Colorectal Cancer Stages
The stages of colorectal cancer are:
- Stage 0. The cancer is located in the rectum or colon’s innermost lining. The cancer cells have not developed and spread (also known as pre-cancer).
- Stage I. In this stage, the tumor has already grown into the colon or rectum’s inner wall (but not through the wall).
- Stage II. In this stage, the tumor has grown through or deep into the colon or rectum’s wall. It may have also invaded the tissues nearby. However, the cancer cells have not spread to the lymph nodes yet.
- Stage III. In this stage, the tumor has already spread to the lymph nodes nearby. However, the cancer cells have not spread to the other parts of the body yet.
- Stage IV. In this stage, the cancer has spread to the other parts of the body (i.e., the lungs or the liver).

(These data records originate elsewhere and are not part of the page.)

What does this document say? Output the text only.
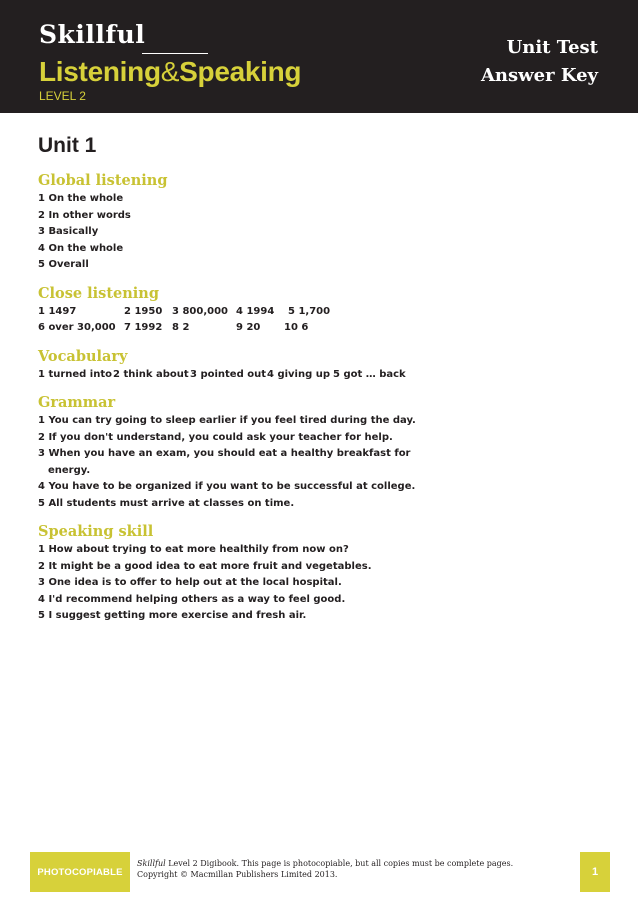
Skillful
Listening&Speaking
LEVEL 2
Unit Test
Answer Key
Unit 1
Global listening
1 On the whole
2 In other words
3 Basically
4 On the whole
5 Overall
Close listening
1 1497	2 1950 3 800,000 4 1994	5 1,700
6 over 30,000 7 1992 8 2	9 20	10 6
Vocabulary
1 turned into 2 think about 3 pointed out 4 giving up 5 got … back
Grammar
1 You can try going to sleep earlier if you feel tired during the day.
2 If you don't understand, you could ask your teacher for help.
3 When you have an exam, you should eat a healthy breakfast for
energy.
4 You have to be organized if you want to be successful at college.
5 All students must arrive at classes on time.
Speaking skill
1 How about trying to eat more healthily from now on?
2 It might be a good idea to eat more fruit and vegetables.
3 One idea is to offer to help out at the local hospital.
4 I'd recommend helping others as a way to feel good.
5 I suggest getting more exercise and fresh air.
PHOTOCOPIABLE
Skillful Level 2 Digibook. This page is photocopiable, but all copies must be complete pages.
Copyright © Macmillan Publishers Limited 2013.	1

Recurrence. This refers to cancer that has been treated but has returned after sometime. The cancer can return in the rectum or colon or other parts of the body.
Treatment and Care
- Surgery. The tissues that have the tumor (including the lymph nodes and the tissue nearby) can be removed through surgery.
- Chemotherapy. Chemotherapy involves using drugs to destroy or shrink the cancer cells. The drugs will enter the bloodstream and travel to the cancer cells found in the body.
- Targeted Cancer Therapy. When the cancer has spread, targeted therapy may be given. These are drugs (and other substances) that can stop or reduce the spread of cancer.
- Radiation Therapy. Also called radiotherapy, this makes use of high-energy rays to destroy the cancer cells in the areas affected.